Mensos Soroti Kasus Guru Sodomi Murid Bertahun-tahun di Mesuji: Harus Dihukum Berat
Gus Ipul meminta semua lembaga terkait untuk menata kelola layanan penanganan kekerasan terhadap anak secara serius dan sistematis.
“Lembaga-lembaga harus memperbaiki sistem dan koordinasi dalam menangani kasus seperti ini. Pusat layanan yang menangani kasus kekerasan seksual harus bersifat residensial dan juga menyediakan layanan rawat jalan. Kami sepenuhnya akan memberikan bantuan,” ucapnya.
Selain itu, Gus Ipul menegaskan komitmen Kemensos untuk memberikan dukungan dalam bentuk pendampingan psikososial, layanan rehabilitasi dan pemulihan mental bagi korban.
Sebelumnya, aksi bejat dilakukan guru Sekolah Dasar di Kecamatan Simpang Pematang, Kabupaten Mesuji. Pelaku Adi Sunandar merupakan guru ASN yang juga mengajar ekstrakulikuler seni tari. Dia diduga melakukan sodomi terhadap dua siswa sejak mereka duduk di bangku SD hingga SMP.

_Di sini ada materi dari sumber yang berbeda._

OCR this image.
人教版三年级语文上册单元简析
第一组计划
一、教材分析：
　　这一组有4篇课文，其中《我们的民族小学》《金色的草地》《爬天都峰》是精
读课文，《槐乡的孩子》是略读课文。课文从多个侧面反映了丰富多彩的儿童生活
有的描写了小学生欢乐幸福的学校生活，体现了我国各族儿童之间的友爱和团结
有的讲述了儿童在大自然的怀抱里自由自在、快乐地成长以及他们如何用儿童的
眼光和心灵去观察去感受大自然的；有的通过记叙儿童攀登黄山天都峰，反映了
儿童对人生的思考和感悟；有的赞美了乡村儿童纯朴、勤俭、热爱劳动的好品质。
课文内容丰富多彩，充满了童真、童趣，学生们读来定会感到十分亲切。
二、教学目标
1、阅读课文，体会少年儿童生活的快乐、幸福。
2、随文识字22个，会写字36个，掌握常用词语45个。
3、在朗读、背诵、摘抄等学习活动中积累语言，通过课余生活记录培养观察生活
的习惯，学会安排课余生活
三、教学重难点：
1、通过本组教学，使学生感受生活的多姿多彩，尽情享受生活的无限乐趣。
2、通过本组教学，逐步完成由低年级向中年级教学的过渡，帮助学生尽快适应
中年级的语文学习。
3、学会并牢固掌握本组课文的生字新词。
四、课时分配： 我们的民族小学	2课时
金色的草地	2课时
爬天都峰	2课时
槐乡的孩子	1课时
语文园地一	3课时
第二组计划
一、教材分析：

Kepala Dinas PPPA Mesuji Sripuji Hariyanthi mengungkapkan, aksi tersebut berlangsung di berbagai tempat, termasuk ruang guru, UKS hingga rumah pelaku. Korban berinisial F dan D diketahui sempat mendapat bujuk rayu, uang, hadiah hingga ancaman pembunuhan agar tidak melapor.
“Kami mendapatkan laporan dari guru SMP tempat korban bersekolah, setelah menemukan foto tidak senonoh di HP salah satu korban. Setelah diinterogasi, korban mengakui telah mengalami pelecehan sejak kelas 5 SD hingga sekarang,” kata Sripuji
PPPA telah melaporkan kasus ini ke polisi. Pelaku langsung ditangkap saat hendak mengulangi perbuatannya. Saat ini, pendampingan kepada korban terus dilakukan.